The degenerative versus protective and regenerative roles of immune system-related cells and activated glia are investigated. The goal is to define mechanisms that enhance the beneficial potential and limit the detrimental effects of inflammatory cells and glia in order to unravel new therapeutic targets. Currently, the laboratory is investigating how toll-like receptor (TLR) ligands modulate inflammation and glial activation after acute and chronic spinal cord contusion injury, with especial emphasis on TLR9 agonists and antagonists. It is proposed that some TLR ligands modulate the inflammatory response to injury to create a more permissive environment for cell survival and axonal regeneration.
Impaired bladder function and neuropathic pain are co-morbidities associated with chronic spinal cord injury. In addition to recovery of locomotor function, the laboratory is investigating new strategies that can lead to the improvement of bladder control and chronic pain in spinal cord injury. The research team is performing studies on the modulation of bladder control and neuropathic pain by TLR9 ligands.

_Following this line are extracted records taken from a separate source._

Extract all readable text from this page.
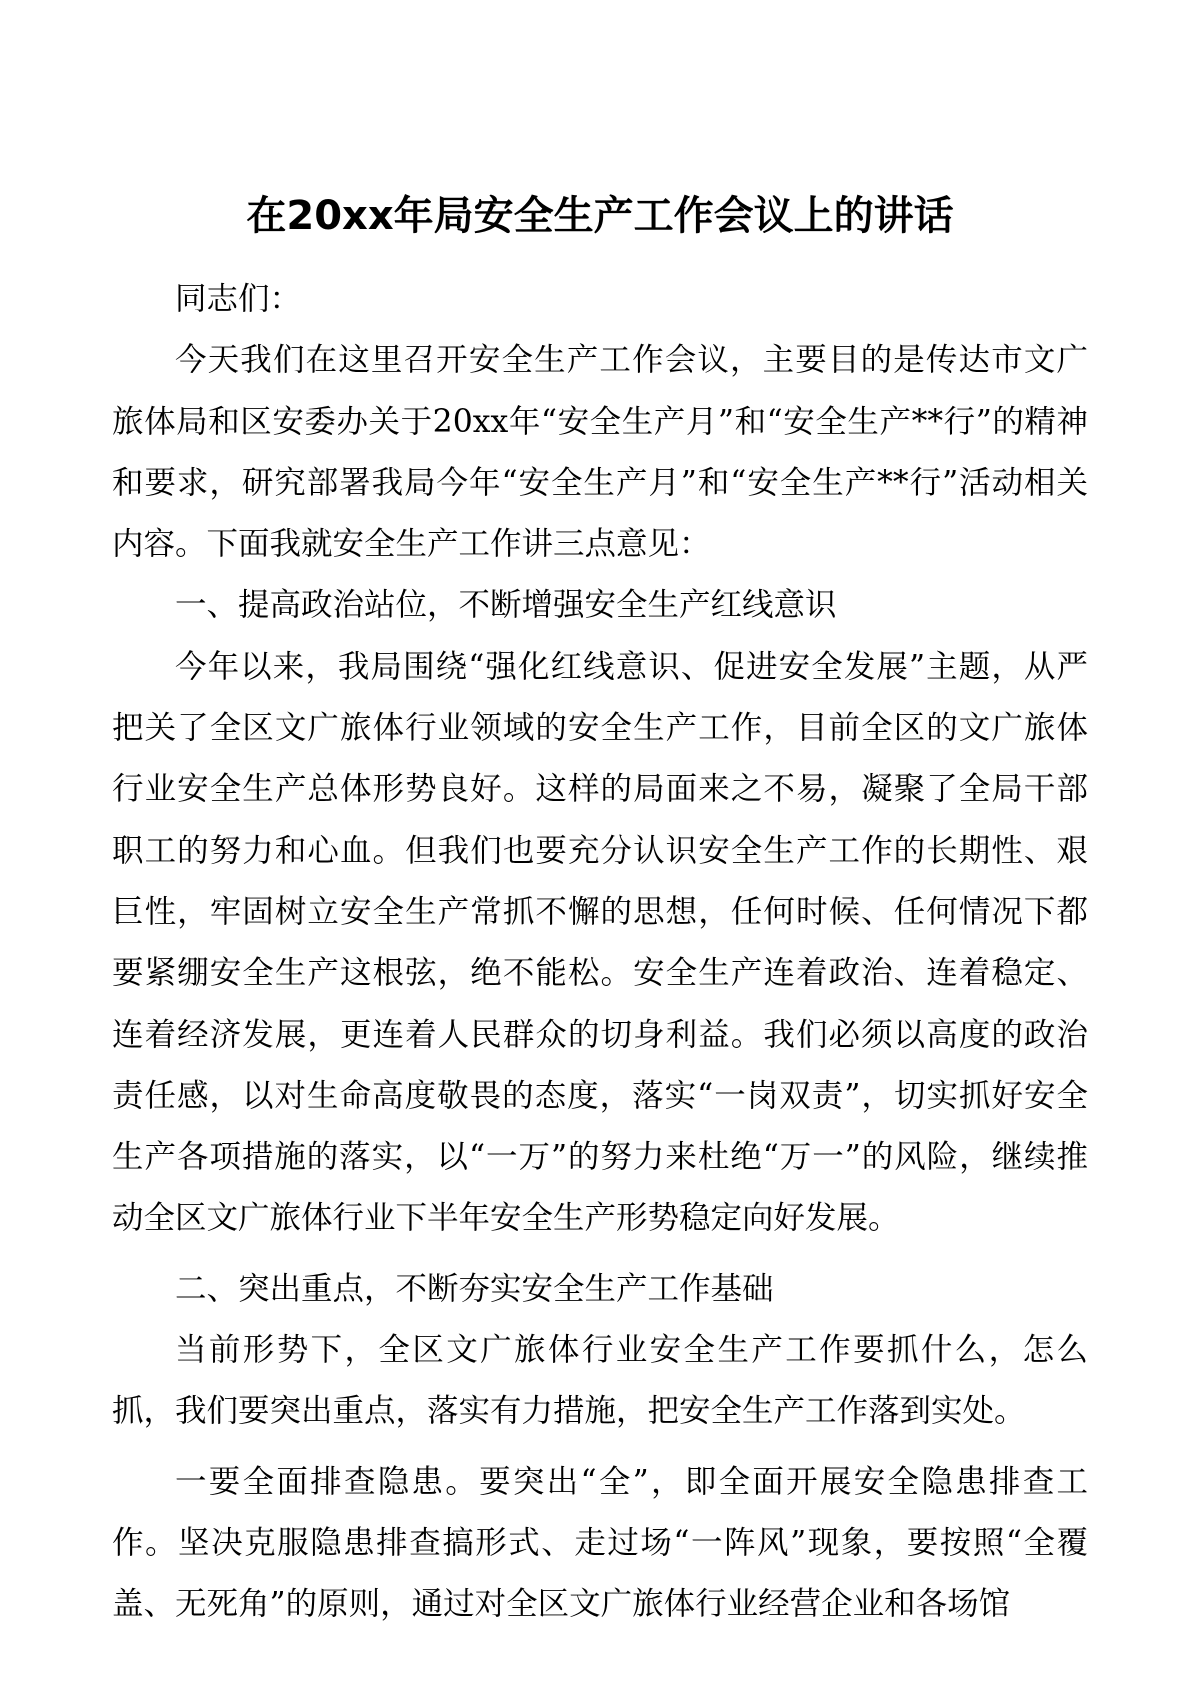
在20xx年局安全生产工作会议上的讲话

同志们：

今天我们在这里召开安全生产工作会议，主要目的是传达市文广旅体局和区安委办关于20xx年“安全生产月”和“安全生产**行”的精神和要求，研究部署我局今年“安全生产月”和“安全生产**行”活动相关内容。下面我就安全生产工作讲三点意见：

一、提高政治站位，不断增强安全生产红线意识

今年以来，我局围绕“强化红线意识、促进安全发展”主题，从严把关了全区文广旅体行业领域的安全生产工作，目前全区的文广旅体行业安全生产总体形势良好。这样的局面来之不易，凝聚了全局干部职工的努力和心血。但我们也要充分认识安全生产工作的长期性、艰巨性，牢固树立安全生产常抓不懈的思想，任何时候、任何情况下都要紧绷安全生产这根弦，绝不能松。安全生产连着政治、连着稳定、连着经济发展，更连着人民群众的切身利益。我们必须以高度的政治责任感，以对生命高度敬畏的态度，落实“一岗双责”，切实抓好安全生产各项措施的落实，以“一万”的努力来杜绝“万一”的风险，继续推动全区文广旅体行业下半年安全生产形势稳定向好发展。

二、突出重点，不断夯实安全生产工作基础

当前形势下，全区文广旅体行业安全生产工作要抓什么，怎么抓，我们要突出重点，落实有力措施，把安全生产工作落到实处。

一要全面排查隐患。要突出“全”，即全面开展安全隐患排查工作。坚决克服隐患排查搞形式、走过场“一阵风”现象，要按照“全覆盖、无死角”的原则，通过对全区文广旅体行业经营企业和各场馆
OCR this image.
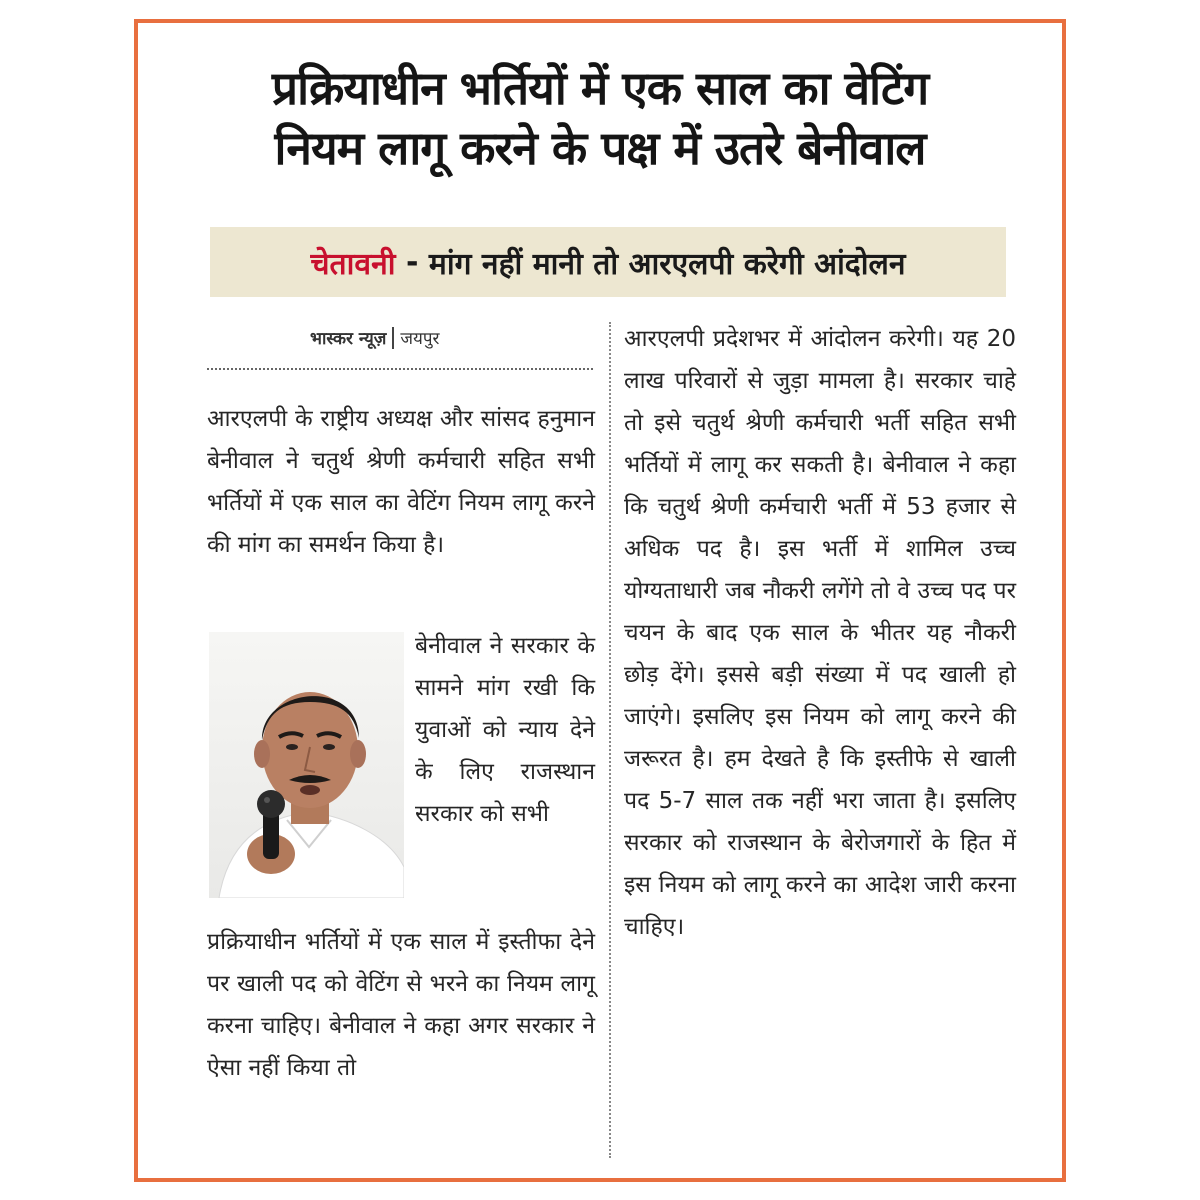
प्रक्रियाधीन भर्तियों में एक साल का वेटिंग
नियम लागू करने के पक्ष में उतरे बेनीवाल
चेतावनी - मांग नहीं मानी तो आरएलपी करेगी आंदोलन
भास्कर न्यूज़ जयपुर

आरएलपी के राष्ट्रीय अध्यक्ष और सांसद हनुमान बेनीवाल ने चतुर्थ श्रेणी कर्मचारी सहित सभी भर्तियों में एक साल का वेटिंग नियम लागू करने की मांग का समर्थन किया है।

बेनीवाल ने सरकार के सामने मांग रखी कि युवाओं को न्याय देने के लिए राजस्थान सरकार को सभी

प्रक्रियाधीन भर्तियों में एक साल में इस्तीफा देने पर खाली पद को वेटिंग से भरने का नियम लागू करना चाहिए। बेनीवाल ने कहा अगर सरकार ने ऐसा नहीं किया तो

आरएलपी प्रदेशभर में आंदोलन करेगी। यह 20 लाख परिवारों से जुड़ा मामला है। सरकार चाहे तो इसे चतुर्थ श्रेणी कर्मचारी भर्ती सहित सभी भर्तियों में लागू कर सकती है। बेनीवाल ने कहा कि चतुर्थ श्रेणी कर्मचारी भर्ती में 53 हजार से अधिक पद है। इस भर्ती में शामिल उच्च योग्यताधारी जब नौकरी लगेंगे तो वे उच्च पद पर चयन के बाद एक साल के भीतर यह नौकरी छोड़ देंगे। इससे बड़ी संख्या में पद खाली हो जाएंगे। इसलिए इस नियम को लागू करने की जरूरत है। हम देखते है कि इस्तीफे से खाली पद 5-7 साल तक नहीं भरा जाता है। इसलिए सरकार को राजस्थान के बेरोजगारों के हित में इस नियम को लागू करने का आदेश जारी करना चाहिए।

Another topic of interest is the mechanisms underlying the survival and death of spinal cord neurons. Our earlier studies indicated that plasma membrane calcium ATPase 2 (PMCA2), a calcium pump, is essential for the survival of spinal cord neurons. The expression of this pump in spinal cord neurons is reduced after injury and inflammation. We reported a link between decreased PMCA2 expression and a reduction in collapsing response mediator protein 1 (CRMP1), a member of a family that is essential for cytokeletal stability and dendritic integrity. Ongoing investigations are determining the mechanisms downstream to PMCA2 and CRMP1, which mediate the survival versus death of spinal cord neurons in injury and inflammation. The goal is to define novel targets for neuroprotection in pathological conditions of the spinal cord.
The development of new surgical approaches to alleviate the outcome of spinal cord injury is another focus of our research. The laboratory is determining whether durotomy and duraplasty improve recovery of locomotor function and histopathological features of spinal cord injury.